Verweerder heeft tot zijn verweer naar voren gebracht dat de praktijk in de advocatuur al jaren zo is dat ter incasso van een vordering op een herhaald gesommeerde debiteur wel een faillissementsaanvrage wordt gebruikt als drukmiddel. Dat verzoek wordt dan alleen gehandhaafd wanneer betaling of een betalingsregeling uitblijft en pluraliteit van schuldeisers aannemelijk gemaakt kan worden. Dat laatste behoeft in die praktijk nog niet het geval te zijn ten tijde van de indiening van het verzoek, aldus dit verweer.

De raad laat in het midden of die praktijk bestaat. Een zodanige praktijk kan hoe dan ook geen rechtvaardiging vormen voor de handelwijze van verweerder in deze. Feit blijft immers dat verweerder de rechtbank bewust onjuist heeft geïnformeerd. Daarbij komt dat het op deze wijze indienen van een faillissementsverzoek  voor klaagster al een diffamerend effect kan hebben. De klacht van klaagster is dan ook gegrond.

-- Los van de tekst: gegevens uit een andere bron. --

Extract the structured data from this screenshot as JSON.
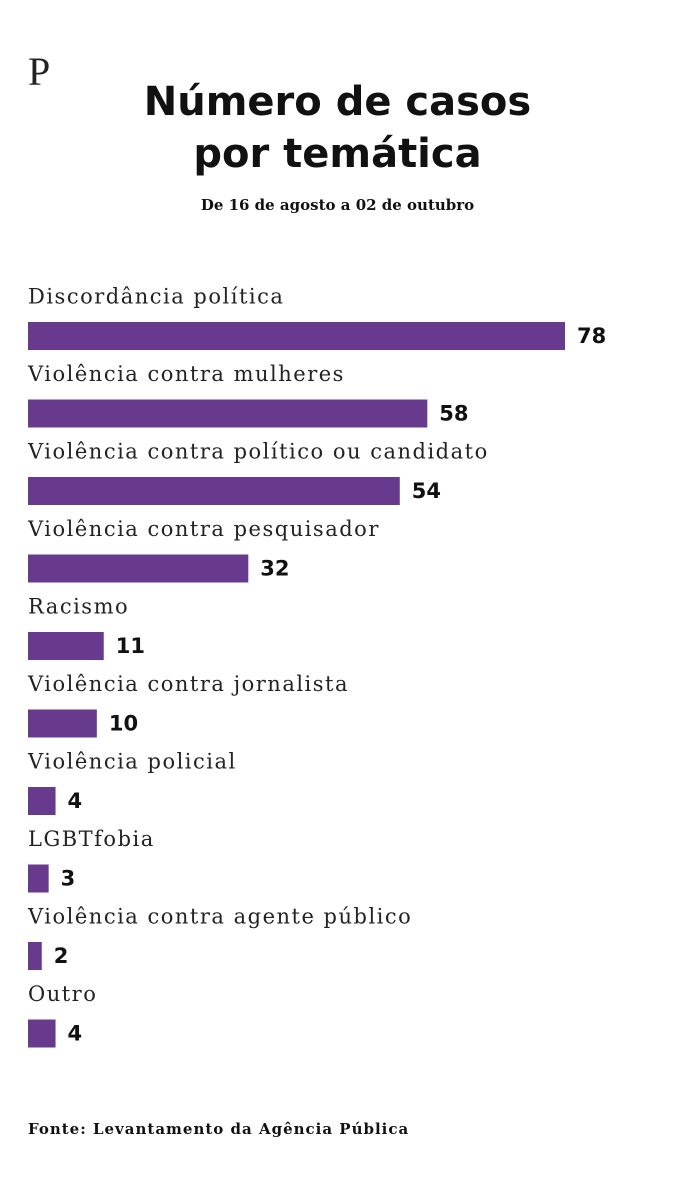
{
  "logo": "P",
  "chart_data": {
    "type": "bar",
    "orientation": "horizontal",
    "title": "Número de casos por temática",
    "subtitle": "De 16 de agosto a 02 de outubro",
    "source": "Fonte: Levantamento da Agência Pública",
    "categories": [
      "Discordância política",
      "Violência contra mulheres",
      "Violência contra político ou candidato",
      "Violência contra pesquisador",
      "Racismo",
      "Violência contra jornalista",
      "Violência policial",
      "LGBTfobia",
      "Violência contra agente público",
      "Outro"
    ],
    "values": [
      78,
      58,
      54,
      32,
      11,
      10,
      4,
      3,
      2,
      4
    ],
    "color": "#673a8e"
  }
}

5. Verweerders beroep op een al jaren onder advocaten bestaande praktijk (daargelaten of deze nu wel of niet bestaat) om te handelen zoals hij heeft gedaan komt op de raad authentiek over. De raad ziet daarom af van het opleggen van een tuchtrechtelijke maatregel.

DE BESLISSING VAN DE RAAD LUIDT ALS VOLGT:

Het verzet is gegrond. De klacht is gegrond.

De raad ziet af van het opleggen van een maatregel.

Aldus beslist door de raad in de hiervoor vermelde samenstelling en uitgesproken in het openbaar op 7 november 2011.